Uitleg door de rechter
Het is een alledaags verschijnsel dat partijen discussie krijgen over de inhoud van hun afspraken. De afspraken zijn bijvoorbeeld onduidelijk opgeschreven of zelfs helemaal niet vastgelegd. Als de discussie aan een rechter wordt voorgelegd dan moet de rechter vaststellen wat er is afgesproken. Hierbij kan de rechter op verschillende manieren de afspraken proberen te interpreteren. De rechter kan naar de letterlijke tekst van de afspraken kijken, maar de rechter kan ook de bedoeling van de partijen proberen in te vullen. In dit laatste geval stelt de rechter vast wat er is afgesproken op basis van zijn inschatting van wat de bedoeling van partijen is geweest toen ze afspraken maakten. In het juridisch taalgebruik wordt deze uitleg van de bedoeling van partijen het ‘Haviltex-criterium’ genoemd, terwijl de letterlijke wijze van interpreteren de ‘CAO-norm’ wordt genoemd (deze begrippen komen uit rechtszaken die gingen over de verschillende manieren van interpreteren).
Belangen
Het onderscheid tussen de manier van uitleg is belangrijk omdat er een groot verschil kan zitten tussen wat er is opgeschreven en wat (een van de) partijen hebben bedoeld. Dit kan in een rechtszaak het verschil zijn tussen winst en verlies. Er is daarom al veel geprocedeerd over de keuzes die een rechter moet maken bij zijn interpretatie van afspraken. Het gaat er dan vooral om in welke situaties de rechter moet kijken naar de letterlijke tekst en wanneer de rechter moet proberen de bedoeling van partijen in te vullen.
Keuze partijen?
Een interessante vraag is of partijen een rechter kunnen dwingen hun afspraken op een bepaalde manier te interpreteren. Kunnen partijen bijvoorbeeld in hun afspraken opnemen dat de rechter bij zijn interpretatie van de afspraken enkel mag kijken naar de letterlijke tekst en niet de bedoeling van partijen mag invullen?

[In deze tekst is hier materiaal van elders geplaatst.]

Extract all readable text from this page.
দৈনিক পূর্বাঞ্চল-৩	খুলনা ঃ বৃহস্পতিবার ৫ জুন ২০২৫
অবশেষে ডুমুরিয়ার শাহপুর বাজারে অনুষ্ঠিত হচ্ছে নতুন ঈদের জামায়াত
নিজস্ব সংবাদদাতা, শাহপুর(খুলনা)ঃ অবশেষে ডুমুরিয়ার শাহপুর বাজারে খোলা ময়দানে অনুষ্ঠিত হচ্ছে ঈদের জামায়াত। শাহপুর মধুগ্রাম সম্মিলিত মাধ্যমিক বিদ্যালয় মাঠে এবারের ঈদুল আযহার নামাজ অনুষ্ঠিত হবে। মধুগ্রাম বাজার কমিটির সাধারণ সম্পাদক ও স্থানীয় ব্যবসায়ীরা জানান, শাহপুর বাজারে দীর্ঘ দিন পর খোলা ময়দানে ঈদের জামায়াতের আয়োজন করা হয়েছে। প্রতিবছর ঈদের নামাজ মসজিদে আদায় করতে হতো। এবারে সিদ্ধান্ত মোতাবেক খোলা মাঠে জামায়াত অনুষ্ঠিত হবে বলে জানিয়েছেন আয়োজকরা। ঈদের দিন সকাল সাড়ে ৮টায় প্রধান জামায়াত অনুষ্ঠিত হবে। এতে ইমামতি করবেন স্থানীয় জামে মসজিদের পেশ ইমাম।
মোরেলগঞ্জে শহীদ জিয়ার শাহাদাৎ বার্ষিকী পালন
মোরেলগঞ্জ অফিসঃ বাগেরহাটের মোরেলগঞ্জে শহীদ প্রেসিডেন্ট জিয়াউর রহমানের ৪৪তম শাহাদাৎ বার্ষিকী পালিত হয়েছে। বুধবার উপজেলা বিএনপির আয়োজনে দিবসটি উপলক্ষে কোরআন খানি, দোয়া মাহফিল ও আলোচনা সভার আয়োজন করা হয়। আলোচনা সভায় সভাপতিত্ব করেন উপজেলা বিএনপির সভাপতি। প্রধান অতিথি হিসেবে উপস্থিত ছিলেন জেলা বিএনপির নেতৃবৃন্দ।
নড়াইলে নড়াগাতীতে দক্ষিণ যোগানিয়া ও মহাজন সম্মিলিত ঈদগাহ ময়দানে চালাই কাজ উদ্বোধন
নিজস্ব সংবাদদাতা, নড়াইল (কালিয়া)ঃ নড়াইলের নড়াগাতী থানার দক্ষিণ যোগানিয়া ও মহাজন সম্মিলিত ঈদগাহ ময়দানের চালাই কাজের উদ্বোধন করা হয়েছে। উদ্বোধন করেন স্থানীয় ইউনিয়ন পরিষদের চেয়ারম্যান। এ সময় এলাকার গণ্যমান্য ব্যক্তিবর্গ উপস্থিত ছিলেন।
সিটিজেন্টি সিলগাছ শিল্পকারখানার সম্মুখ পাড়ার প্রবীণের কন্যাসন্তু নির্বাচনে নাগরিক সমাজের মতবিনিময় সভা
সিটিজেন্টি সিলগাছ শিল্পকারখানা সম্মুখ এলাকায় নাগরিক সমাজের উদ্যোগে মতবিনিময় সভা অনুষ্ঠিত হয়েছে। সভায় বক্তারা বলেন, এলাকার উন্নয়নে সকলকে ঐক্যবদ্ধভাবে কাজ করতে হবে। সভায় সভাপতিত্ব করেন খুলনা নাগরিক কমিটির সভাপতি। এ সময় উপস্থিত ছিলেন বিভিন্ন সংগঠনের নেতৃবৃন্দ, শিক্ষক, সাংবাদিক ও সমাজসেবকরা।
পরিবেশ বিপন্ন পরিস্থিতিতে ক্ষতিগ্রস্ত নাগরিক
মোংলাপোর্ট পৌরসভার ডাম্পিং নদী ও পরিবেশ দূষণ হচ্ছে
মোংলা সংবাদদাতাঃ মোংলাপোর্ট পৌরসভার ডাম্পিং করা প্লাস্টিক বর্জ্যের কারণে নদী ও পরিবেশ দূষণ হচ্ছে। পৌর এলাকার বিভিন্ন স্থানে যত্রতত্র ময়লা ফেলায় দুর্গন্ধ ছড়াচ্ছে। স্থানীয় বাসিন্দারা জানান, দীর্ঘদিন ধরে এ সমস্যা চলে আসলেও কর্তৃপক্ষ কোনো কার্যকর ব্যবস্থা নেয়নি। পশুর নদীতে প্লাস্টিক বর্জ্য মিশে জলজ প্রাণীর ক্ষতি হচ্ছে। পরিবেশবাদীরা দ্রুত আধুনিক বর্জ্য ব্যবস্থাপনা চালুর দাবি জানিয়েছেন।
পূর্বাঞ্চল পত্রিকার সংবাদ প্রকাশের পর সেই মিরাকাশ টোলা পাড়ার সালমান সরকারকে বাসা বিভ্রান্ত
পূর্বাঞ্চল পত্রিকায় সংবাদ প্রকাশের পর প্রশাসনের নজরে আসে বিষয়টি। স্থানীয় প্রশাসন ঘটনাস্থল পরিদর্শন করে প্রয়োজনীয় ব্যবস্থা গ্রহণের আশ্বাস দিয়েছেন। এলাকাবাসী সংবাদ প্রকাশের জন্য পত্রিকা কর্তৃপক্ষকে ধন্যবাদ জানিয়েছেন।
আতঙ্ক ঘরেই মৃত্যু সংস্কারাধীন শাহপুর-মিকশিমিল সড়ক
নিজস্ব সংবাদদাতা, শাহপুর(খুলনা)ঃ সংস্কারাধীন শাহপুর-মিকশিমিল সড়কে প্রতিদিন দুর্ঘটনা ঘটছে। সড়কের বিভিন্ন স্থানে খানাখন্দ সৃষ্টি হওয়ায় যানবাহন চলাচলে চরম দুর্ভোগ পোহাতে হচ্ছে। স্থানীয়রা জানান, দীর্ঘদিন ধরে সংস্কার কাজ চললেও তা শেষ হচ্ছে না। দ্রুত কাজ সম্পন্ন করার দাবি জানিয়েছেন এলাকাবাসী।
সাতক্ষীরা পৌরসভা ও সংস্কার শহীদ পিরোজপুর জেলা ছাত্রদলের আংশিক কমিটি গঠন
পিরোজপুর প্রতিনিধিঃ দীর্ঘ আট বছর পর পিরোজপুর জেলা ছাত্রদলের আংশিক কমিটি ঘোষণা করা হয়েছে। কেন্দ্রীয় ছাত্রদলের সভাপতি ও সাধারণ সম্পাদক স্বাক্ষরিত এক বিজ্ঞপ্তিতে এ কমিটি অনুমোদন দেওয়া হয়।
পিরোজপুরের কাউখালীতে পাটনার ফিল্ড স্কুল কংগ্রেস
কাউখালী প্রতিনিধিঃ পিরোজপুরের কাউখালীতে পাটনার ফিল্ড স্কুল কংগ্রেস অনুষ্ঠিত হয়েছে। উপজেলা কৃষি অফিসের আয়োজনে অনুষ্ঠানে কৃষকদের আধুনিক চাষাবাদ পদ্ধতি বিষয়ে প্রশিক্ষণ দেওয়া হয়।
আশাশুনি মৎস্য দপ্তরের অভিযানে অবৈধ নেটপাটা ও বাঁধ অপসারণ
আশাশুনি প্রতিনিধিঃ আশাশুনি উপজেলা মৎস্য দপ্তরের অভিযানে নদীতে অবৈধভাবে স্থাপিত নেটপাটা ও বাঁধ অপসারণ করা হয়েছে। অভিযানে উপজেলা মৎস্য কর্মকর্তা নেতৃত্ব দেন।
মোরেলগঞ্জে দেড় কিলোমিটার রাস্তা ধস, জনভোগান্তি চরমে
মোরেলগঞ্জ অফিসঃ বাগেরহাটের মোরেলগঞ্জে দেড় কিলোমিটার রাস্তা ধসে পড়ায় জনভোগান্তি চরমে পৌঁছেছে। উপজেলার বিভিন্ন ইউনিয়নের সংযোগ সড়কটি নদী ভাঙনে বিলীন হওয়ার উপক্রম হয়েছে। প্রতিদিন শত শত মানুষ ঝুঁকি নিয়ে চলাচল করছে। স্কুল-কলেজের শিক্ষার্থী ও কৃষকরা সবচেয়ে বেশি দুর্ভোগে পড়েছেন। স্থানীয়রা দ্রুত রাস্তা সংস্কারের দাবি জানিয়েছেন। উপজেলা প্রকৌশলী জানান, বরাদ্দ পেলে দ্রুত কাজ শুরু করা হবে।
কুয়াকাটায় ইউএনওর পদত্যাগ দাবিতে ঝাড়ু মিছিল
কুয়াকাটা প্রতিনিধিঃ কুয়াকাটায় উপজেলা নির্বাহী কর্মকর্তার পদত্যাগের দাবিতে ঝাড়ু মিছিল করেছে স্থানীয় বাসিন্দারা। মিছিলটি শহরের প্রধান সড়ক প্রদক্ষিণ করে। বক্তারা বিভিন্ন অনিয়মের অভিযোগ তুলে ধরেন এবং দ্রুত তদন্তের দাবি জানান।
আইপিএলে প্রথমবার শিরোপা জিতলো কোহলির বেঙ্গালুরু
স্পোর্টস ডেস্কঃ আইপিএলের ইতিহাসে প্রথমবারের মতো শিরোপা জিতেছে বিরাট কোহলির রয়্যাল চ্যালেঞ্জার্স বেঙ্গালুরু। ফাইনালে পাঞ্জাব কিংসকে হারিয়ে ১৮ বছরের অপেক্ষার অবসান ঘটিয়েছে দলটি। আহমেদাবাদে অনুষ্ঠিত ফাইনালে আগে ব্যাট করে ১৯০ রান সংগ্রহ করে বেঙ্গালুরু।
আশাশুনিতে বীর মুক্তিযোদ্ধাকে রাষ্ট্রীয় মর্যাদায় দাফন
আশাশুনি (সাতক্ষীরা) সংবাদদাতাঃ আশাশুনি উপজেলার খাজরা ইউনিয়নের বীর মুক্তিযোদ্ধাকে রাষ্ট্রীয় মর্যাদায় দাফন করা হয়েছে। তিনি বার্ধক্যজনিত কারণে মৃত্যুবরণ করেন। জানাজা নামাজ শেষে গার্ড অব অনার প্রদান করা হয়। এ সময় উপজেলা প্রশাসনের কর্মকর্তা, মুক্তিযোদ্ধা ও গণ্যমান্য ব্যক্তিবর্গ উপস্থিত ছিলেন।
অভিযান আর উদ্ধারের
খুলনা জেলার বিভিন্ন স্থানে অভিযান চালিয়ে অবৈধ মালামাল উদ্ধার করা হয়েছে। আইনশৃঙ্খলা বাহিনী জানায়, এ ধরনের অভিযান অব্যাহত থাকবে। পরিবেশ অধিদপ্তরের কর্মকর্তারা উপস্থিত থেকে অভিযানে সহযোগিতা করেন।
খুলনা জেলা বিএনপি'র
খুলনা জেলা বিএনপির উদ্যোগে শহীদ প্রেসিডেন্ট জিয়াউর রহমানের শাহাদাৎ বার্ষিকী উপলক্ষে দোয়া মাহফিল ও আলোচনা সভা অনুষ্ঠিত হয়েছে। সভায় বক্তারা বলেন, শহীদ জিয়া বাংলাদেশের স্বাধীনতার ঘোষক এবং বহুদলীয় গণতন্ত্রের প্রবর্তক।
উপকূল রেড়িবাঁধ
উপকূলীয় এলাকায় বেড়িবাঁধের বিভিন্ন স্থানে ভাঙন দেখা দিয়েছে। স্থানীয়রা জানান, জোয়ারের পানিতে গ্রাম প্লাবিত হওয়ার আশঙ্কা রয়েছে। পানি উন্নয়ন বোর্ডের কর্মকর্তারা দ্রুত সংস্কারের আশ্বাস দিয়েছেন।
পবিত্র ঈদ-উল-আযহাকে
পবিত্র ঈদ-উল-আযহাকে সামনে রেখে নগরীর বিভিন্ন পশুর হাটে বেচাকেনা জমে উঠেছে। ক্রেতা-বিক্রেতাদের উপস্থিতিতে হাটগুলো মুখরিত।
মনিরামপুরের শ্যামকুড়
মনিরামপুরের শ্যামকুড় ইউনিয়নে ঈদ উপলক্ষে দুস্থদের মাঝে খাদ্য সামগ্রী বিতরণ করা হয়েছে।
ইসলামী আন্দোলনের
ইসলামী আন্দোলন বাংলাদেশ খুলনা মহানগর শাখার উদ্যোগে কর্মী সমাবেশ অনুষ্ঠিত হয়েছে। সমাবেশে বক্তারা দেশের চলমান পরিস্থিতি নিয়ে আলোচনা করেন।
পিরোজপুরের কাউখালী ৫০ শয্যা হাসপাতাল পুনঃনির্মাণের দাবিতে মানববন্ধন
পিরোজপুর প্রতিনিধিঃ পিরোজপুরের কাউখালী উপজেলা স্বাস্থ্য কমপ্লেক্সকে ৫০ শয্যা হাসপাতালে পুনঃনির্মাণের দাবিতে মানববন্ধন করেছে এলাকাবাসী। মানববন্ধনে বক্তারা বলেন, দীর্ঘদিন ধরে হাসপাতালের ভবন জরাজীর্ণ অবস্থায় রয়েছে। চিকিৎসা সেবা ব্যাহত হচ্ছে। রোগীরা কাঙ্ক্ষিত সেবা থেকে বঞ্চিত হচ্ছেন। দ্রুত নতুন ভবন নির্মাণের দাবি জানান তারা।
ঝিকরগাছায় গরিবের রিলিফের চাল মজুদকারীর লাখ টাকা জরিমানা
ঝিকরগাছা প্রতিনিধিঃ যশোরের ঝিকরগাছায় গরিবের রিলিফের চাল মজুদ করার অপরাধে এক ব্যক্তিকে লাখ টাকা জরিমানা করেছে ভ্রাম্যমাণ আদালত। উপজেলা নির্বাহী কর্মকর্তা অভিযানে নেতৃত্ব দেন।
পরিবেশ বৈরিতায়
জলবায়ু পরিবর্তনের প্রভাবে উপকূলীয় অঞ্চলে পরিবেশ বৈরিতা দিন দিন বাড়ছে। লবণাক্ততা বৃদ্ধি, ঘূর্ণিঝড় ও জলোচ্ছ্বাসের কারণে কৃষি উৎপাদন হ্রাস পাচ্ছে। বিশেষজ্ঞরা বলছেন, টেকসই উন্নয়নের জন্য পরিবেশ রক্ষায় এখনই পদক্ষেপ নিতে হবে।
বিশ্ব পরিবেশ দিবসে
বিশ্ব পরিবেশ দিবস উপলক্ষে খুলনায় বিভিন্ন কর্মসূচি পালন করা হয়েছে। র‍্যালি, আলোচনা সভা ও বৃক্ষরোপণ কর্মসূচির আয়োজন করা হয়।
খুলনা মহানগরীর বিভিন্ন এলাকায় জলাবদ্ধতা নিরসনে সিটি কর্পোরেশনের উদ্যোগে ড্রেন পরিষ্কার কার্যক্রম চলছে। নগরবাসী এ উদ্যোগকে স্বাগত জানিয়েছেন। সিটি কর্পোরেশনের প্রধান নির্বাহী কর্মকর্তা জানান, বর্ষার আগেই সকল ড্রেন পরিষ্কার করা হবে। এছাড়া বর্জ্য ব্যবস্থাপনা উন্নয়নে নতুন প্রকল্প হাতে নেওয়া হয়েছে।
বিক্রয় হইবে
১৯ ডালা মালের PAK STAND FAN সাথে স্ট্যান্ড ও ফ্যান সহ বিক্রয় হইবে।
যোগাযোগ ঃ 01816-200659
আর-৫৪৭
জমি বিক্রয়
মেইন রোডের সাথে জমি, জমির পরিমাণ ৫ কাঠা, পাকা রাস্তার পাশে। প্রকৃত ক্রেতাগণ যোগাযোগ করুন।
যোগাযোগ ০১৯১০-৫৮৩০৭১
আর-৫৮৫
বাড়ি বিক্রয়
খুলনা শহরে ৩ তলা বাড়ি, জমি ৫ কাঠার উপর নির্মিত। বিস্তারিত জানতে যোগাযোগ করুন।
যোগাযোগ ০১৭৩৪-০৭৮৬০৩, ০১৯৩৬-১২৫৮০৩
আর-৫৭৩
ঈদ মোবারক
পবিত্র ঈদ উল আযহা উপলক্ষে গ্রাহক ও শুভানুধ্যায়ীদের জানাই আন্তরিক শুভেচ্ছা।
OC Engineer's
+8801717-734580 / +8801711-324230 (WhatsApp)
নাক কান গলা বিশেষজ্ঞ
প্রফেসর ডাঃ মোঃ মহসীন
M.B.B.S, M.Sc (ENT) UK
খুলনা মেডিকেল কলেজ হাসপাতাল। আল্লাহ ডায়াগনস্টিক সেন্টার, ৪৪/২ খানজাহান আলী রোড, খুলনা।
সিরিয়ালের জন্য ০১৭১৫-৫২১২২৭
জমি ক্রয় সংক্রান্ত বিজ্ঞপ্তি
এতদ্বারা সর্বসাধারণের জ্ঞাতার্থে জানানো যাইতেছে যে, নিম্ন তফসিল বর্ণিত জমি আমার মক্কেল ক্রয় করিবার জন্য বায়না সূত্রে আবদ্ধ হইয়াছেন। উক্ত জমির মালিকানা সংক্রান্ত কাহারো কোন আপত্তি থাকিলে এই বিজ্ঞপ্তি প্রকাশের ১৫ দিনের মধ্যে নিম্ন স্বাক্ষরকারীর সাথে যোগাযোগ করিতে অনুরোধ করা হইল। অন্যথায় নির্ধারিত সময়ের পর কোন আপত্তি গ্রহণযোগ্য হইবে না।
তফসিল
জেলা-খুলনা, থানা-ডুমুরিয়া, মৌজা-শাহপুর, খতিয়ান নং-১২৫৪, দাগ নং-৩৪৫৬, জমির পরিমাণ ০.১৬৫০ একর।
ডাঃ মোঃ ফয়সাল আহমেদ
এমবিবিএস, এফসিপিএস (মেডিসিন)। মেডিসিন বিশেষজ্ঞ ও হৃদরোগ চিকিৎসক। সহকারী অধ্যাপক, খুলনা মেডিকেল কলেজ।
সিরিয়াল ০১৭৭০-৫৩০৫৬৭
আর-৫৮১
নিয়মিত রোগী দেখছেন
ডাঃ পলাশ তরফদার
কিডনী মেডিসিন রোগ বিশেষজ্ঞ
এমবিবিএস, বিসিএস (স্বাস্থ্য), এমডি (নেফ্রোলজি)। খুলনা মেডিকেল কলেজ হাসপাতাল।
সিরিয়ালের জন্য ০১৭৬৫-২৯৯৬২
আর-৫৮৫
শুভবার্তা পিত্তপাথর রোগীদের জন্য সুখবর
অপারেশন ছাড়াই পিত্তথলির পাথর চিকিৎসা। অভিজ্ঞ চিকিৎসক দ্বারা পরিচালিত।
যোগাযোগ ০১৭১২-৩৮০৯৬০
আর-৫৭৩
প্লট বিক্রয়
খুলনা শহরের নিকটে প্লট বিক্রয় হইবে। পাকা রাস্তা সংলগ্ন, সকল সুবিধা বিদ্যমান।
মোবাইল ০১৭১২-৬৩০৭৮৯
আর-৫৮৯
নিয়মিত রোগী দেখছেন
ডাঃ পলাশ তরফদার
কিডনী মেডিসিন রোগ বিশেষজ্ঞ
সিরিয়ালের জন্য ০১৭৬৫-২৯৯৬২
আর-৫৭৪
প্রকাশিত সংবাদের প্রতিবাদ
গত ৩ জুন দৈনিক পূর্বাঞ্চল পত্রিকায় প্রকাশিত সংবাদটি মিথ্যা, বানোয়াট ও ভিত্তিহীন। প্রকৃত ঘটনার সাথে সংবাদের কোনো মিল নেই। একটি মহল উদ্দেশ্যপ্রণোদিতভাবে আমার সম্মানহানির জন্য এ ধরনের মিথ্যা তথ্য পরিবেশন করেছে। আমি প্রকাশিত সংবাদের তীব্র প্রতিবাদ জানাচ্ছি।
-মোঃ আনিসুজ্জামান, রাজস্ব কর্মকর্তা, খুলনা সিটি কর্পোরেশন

Deze vraag is in een recente rechtszaak voorgelegd aan het Hof Den Bosch. In deze zaak hadden ex-echtgenoten een discussie over de uitleg van hun afspraken. In de afspraken stond vermeld dat de man aan de vrouw een bedrag van € 1.000,- netto per maand moest betalen aan alimentatie. Ook was bepaald dat de man de door de vrouw verschuldigde inkomstenbelasting over de ontvangen partneralimentatie zou vergoeden. De vrouw moest zelf voor de aangifte verzorgen en in eerste instantie de inkomstenbelasting aan de belastingdienst betalen. Vervolgens kreeg zij dit van haar ex-echtgenoot vergoed.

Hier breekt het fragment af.